O SF-12é um questionário de 12 perguntas selecionadas a partir do Short-Form 36 Health Survey (SF-36), constituído pelos domínios mental e físico. Esses domínios conjuntamente, avaliam a qualidade de vida da população, considerando a auto-avaliação sobre sua saúde nas últimas quatro semanas.20,21 As doze respostas geraram uma pontuação para o componente físico (CF) e para o componente mental (CM) e os pontos de corte adotados foram de 50 pontos para o CF e 42 pontos para o CM.20

O BDI é um instrumento que contém 21 itens, com alternativas de intensidade que variam de 0 a 3 e avalia a presença de sintomas depressivos, tristeza, desânimo, culpa e entre outras manifestações que o indivíduo possa ter apresentado na semana em que ele responde o questionário.18,22 Os indivíduos que obtiveram escore < 10 foram considerados não deprimidos e aqueles que apresentaram escore ? 10 foram classificados com sinais de depressão.23

Já o IDATE é um questionário subdividido em Traço (IDATE-T) e Estado (IDATE-E), cada escala contém 20 questões, e tem por finalidade avaliar a ansiedade do indivíduo que as responde.
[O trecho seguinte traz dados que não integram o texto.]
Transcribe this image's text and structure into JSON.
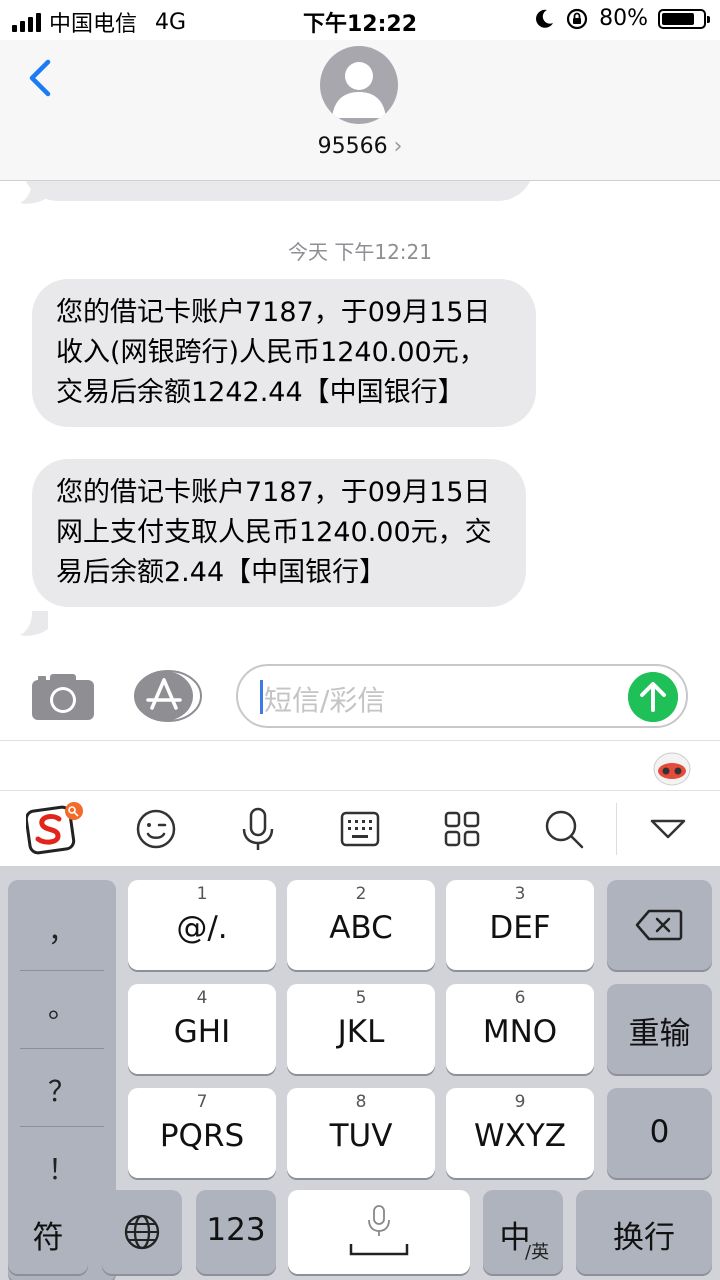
{
  "status_bar": {
    "carrier": "中国电信",
    "network": "4G",
    "time": "下午12:22",
    "battery_percent": "80%",
    "battery_level": 0.8
  },
  "header": {
    "contact_number": "95566",
    "chevron": "›"
  },
  "conversation": {
    "timestamp": "今天 下午12:21",
    "messages": [
      {
        "text": "您的借记卡账户7187，于09月15日收入(网银跨行)人民币1240.00元，交易后余额1242.44【中国银行】"
      },
      {
        "text": "您的借记卡账户7187，于09月15日网上支付支取人民币1240.00元，交易后余额2.44【中国银行】"
      }
    ]
  },
  "input": {
    "placeholder": "短信/彩信"
  },
  "keyboard": {
    "punctuation": [
      "，",
      "。",
      "？",
      "！"
    ],
    "rows": [
      [
        {
          "num": "1",
          "label": "@/."
        },
        {
          "num": "2",
          "label": "ABC"
        },
        {
          "num": "3",
          "label": "DEF"
        }
      ],
      [
        {
          "num": "4",
          "label": "GHI"
        },
        {
          "num": "5",
          "label": "JKL"
        },
        {
          "num": "6",
          "label": "MNO"
        }
      ],
      [
        {
          "num": "7",
          "label": "PQRS"
        },
        {
          "num": "8",
          "label": "TUV"
        },
        {
          "num": "9",
          "label": "WXYZ"
        }
      ]
    ],
    "retype": "重输",
    "zero": "0",
    "symbols": "符",
    "num123": "123",
    "lang_main": "中",
    "lang_sub": "/英",
    "enter": "换行"
  },
  "colors": {
    "bubble": "#e9e9eb",
    "send": "#1fc057",
    "back": "#1a7cf5",
    "keyboard_bg": "#d1d3d9",
    "dark_key": "#aeb3be"
  },
  "icons": {
    "back": "chevron-left-icon",
    "camera": "camera-icon",
    "appstore": "app-store-icon",
    "send": "arrow-up-icon",
    "sogou": "sogou-logo-icon",
    "emoji": "smiley-icon",
    "mic": "microphone-icon",
    "keyboard": "keyboard-icon",
    "apps": "grid-icon",
    "search": "search-icon",
    "hide": "triangle-down-icon",
    "delete": "backspace-icon",
    "globe": "globe-icon"
  }
}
A escala do IDATE-T demonstra a forma como a pessoa geralmente se sente e o IDATE-E apresenta como a pessoa se sente no momento em que responde o questionário.24 A referida escala foi validada para o Brasil em 1977 por Biaggio, Natalício e Spielberg19 e consiste de perguntas do tipo Likert, com quatro alternativas que variam de 1 a 4 pontos e o somatório dessa pontuação classifica o nível de ansiedade do indivíduo, sendo baixo de 20 a 34 pontos, moderado de 35 a 49 pontos, elevado de 50 a 64 pontos e altíssimo de 65 a 80 pontos.19


Análise estatística

Os dados coletados foram tabulados e posteriormente analisados utilizando o programa GraphPad Prism 5.0. Utilizou-se o teste de normalidade Kolmogorov-Smirnov para avaliar a distribuição da amostra, e o teste Qui-quadrado foi para avaliar a associação entre as variáveis categóricas e as variáveis demográficas e clínicas.
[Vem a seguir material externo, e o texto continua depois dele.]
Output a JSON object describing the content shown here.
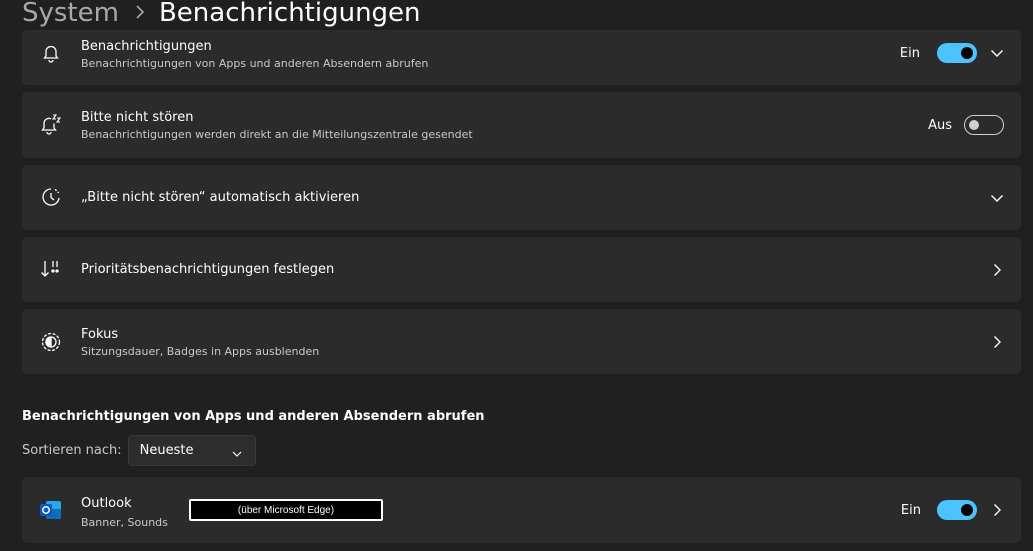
{
  "header": {
    "parent": "System",
    "separator": ">",
    "current": "Benachrichtigungen"
  },
  "settings": [
    {
      "icon": "bell-icon",
      "title": "Benachrichtigungen",
      "subtitle": "Benachrichtigungen von Apps und anderen Absendern abrufen",
      "state_label": "Ein",
      "toggle": "on",
      "trailing": "chevron-down-icon"
    },
    {
      "icon": "snooze-bell-icon",
      "title": "Bitte nicht stören",
      "subtitle": "Benachrichtigungen werden direkt an die Mitteilungszentrale gesendet",
      "state_label": "Aus",
      "toggle": "off"
    },
    {
      "icon": "clock-icon",
      "title": "„Bitte nicht stören“ automatisch aktivieren",
      "trailing": "chevron-down-icon"
    },
    {
      "icon": "priority-icon",
      "title": "Prioritätsbenachrichtigungen festlegen",
      "trailing": "chevron-right-icon"
    },
    {
      "icon": "focus-icon",
      "title": "Fokus",
      "subtitle": "Sitzungsdauer, Badges in Apps ausblenden",
      "trailing": "chevron-right-icon"
    }
  ],
  "apps_section": {
    "title": "Benachrichtigungen von Apps und anderen Absendern abrufen",
    "sort_label": "Sortieren nach:",
    "sort_value": "Neueste"
  },
  "apps": [
    {
      "icon": "outlook-icon",
      "name": "Outlook",
      "subtitle": "Banner, Sounds",
      "source_tag": "(über Microsoft Edge)",
      "state_label": "Ein",
      "toggle": "on"
    }
  ],
  "colors": {
    "background": "#202020",
    "card": "#2b2b2b",
    "accent": "#4cc2ff",
    "outlook_blue": "#0f6cbd"
  }
}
Para comparação das médias dos indivíduos deprimidos e não-deprimidos, utilizou-se o teste t de Student. O teste de correlação de Pearson foi utilizado para avaliar a relação linear entre as variáveis categóricas.

Os dados foram expressos em frequência absoluta (n), percentual (%), e média ± desvio padrão. O nível de significância adotado foi de 95% (p = 0.05).


Resultados

Foram convidados a participar do estudo 133 indivíduos. Destes, 63 foram incluídos na amostra (Figura 1).






As características demográficas e clínicas estão demonstradas na Tabela 1. Do total de indivíduos, 60.32% eram mulheres, e a média de idade foi de 27.16 ± 8.86 anos, sendo que 71.4% dos indivíduos encontravam-se na faixa etária de 20 a 29 anos. Quanto à escolaridade, 69.84% da amostra possuía ensino superior completo ou incompleto. Sobre a ocupação, 58.73% eram estudantes, 9.53% funcionários públicos e 31.74% apresentava outras profissões.

Em relação às características clínicas da amostra, 49.20% necessitaram de internação hospitalar em decorrência do desastre e 33.33% sofreram queimaduras. Acerca da qualidade de vida (SF-12), a média do CF foi de 49.86 ± 8.75 pontos e do CM 45.05 ± 11.15 pontos (Tabela 1).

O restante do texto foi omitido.